Post # 1
I have been lurking for a while and finally decided to post. I guess I am considered a waiting Bee but I don’t even have a SO at the moment. But that is where my question comes in.
First a little back story. When I was 12 I had a cancerous cyst on one of my ovaries. I had to have a surgery and when they opened me up they saw it had spread and they took everything out. Due to this fact I will never have a period in my life as well as never have kids. (Which I have accepted, I had always planned on adopting anyways.)
Now for the question. When I finally meet a guy at one point do I tell him this fact? I don’t want to get too heavy on a guy or scare him off. But I also don’t want to wait too long and have him feel like I was keeping a secret from him. My worst fear is that when I finally tell my future SO he will not want to be with someone who he could not have kids with. Or the wrong guy hears it and thinks “CHA CHING a girl who can’t get knocked up!”
The few boyfriends I had in the past, either had already known because we were friends first or it fizzled out so fast it didn’t matter. But now that I am starting to put myself out there and getting set up, I’m constantly worrying about when I should tell.
Have you ever had something personal that you weren’t sure when to share? I would appreciate any feed back. Thank you.
Post # 3
I think that as soon as a relationship starts to get serious, you might want to bring it up–if the timing feels right, of course.

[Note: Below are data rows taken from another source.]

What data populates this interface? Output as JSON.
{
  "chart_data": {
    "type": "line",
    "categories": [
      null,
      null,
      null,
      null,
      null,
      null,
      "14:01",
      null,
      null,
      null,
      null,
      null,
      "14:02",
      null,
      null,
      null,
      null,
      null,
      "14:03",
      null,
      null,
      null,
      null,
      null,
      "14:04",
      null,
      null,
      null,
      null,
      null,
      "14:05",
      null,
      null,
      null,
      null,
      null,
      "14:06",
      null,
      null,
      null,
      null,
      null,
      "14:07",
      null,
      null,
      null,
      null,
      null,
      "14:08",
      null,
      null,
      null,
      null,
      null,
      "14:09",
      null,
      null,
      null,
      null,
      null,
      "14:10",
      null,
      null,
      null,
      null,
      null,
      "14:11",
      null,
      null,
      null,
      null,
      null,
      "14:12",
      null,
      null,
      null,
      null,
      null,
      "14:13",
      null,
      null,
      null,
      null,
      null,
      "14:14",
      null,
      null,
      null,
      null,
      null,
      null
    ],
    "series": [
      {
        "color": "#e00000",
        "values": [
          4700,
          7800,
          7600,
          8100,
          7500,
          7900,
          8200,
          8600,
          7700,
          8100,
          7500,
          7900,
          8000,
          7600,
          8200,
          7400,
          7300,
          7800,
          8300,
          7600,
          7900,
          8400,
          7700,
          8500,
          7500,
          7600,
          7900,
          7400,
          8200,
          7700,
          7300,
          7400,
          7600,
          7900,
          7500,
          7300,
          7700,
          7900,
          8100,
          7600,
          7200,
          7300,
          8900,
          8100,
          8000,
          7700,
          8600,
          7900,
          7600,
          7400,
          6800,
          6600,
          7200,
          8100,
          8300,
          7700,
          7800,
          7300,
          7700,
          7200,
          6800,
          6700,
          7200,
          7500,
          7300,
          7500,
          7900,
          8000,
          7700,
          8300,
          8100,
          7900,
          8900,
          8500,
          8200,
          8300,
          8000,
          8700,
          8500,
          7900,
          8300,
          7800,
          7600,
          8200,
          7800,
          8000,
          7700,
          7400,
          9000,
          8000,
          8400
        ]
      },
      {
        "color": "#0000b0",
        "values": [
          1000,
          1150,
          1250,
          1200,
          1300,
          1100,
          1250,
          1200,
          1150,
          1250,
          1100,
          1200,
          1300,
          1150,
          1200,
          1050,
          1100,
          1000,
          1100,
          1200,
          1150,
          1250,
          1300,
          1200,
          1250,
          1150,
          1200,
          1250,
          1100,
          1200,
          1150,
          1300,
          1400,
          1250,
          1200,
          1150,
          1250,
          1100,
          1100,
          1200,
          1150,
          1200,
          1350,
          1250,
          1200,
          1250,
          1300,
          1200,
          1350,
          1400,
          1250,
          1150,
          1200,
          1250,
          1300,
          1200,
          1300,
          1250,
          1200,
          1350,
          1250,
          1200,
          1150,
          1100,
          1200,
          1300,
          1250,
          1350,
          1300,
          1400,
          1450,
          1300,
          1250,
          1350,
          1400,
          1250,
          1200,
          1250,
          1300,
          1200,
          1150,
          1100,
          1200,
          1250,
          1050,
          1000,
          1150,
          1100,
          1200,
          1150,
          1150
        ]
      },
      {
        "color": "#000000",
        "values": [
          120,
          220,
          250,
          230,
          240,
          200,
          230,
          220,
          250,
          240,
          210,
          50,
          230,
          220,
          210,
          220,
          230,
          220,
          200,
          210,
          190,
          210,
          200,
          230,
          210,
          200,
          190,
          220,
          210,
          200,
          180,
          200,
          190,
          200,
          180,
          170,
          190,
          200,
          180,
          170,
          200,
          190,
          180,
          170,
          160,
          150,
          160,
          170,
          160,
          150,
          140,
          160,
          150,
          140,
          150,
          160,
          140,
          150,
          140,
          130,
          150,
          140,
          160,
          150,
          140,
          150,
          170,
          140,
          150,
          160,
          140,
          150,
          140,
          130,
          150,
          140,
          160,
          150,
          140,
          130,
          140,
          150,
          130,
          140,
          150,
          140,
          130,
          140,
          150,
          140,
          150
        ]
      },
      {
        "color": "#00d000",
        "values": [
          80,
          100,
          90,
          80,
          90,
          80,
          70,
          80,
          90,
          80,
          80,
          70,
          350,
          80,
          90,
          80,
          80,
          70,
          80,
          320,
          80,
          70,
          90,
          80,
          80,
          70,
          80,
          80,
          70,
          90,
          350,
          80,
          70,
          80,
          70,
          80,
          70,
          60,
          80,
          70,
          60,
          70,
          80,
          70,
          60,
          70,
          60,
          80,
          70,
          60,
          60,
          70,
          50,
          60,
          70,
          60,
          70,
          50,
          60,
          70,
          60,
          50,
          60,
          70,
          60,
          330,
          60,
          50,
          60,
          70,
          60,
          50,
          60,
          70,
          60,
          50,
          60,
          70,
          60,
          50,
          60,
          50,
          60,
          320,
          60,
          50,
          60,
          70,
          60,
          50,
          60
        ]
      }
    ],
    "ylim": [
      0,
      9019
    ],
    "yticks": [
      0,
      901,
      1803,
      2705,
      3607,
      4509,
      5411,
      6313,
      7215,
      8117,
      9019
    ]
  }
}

If the guy is worth being with, he won’t feel like you kept a big secret from him if you wait until the children discussion naturally comes up–one sign you’ve found the right guy is if he doesn’t get scared off or decide it’s a dealbreaker that you can’t have biological children.
Post # 4
I think it would probably be good timing when things begin to become serious.
Post # 5
I would share that when you are comfortable enough with the person to trust them. Like you said, I definitely wouldn’t bring it up on the first date but I wouldn’t wait too long either to the point where the guy would feel deceived. I would say when you are in an established relationship (meaning, you’ve got the titles of boyfriend/girlfriend), that would be the time to tell them. If the guy truly cares for you then he will see that this is just a hurdle. There are so many babies out there that need a home. You will do a great thing for one (or more?) of them someday.
Post # 6
I think the time to tell would be when it is clear that you are moving from dating towards a relationship. At this point things about the future (like wanting to get married and have kids at some point) may naturally come up. If he mentions wanting to have kids someday it may be good to say something like “I have always dreamed of adopting children” and then go on to explain why. The right guy will love you and look forward to raising kids with you even if they aren’t biologically his.
It’s definitely not something you need to disclose on the first date, but don’t let it get to the point where it feels like your keeping a secret.
Post # 7
@Meggonefishing: I just wanted to say hang in there. I’m so sorry you have to deal with this. I know a little of what you’re going through. I have something sort of related that I was afraid to tell my BF, and I got so nervous about it that I blurted it out over the phone really early on in our flirtation (I use the word “flirtation” because we weren’t even dating yet!). You know what, though? He said he didn’t care. He loves me and he’s not worried about it. I think when the right guy comes along, this kind of thing won’t be a dealbreaker or even a big deal. (Though the way I personally brought it up wasn’t BF’s favorite method of discussion I’ve ever used!) I think the other responses you got here were spot-on in saying you should wait until you feel like it’s getting serious and you feel like you can trust him, but don’t wait too long. I think you’ll know the moment when it feels right to tell him. Good luck! I hope you don’t let this get you down or hang over your head too much. I also hope you don’t let it define you or inform all your decisions. I think you’ll still have everything you want in a relationship someday!
Also, bravo to you for being so brave in sharing this! *big virtual hug*
Post # 8
Heh, I told my FI on our first date that I didn’t want kids. Not exactly your situation, but I think this is definitely “make or break” type of information. It needs to be early on.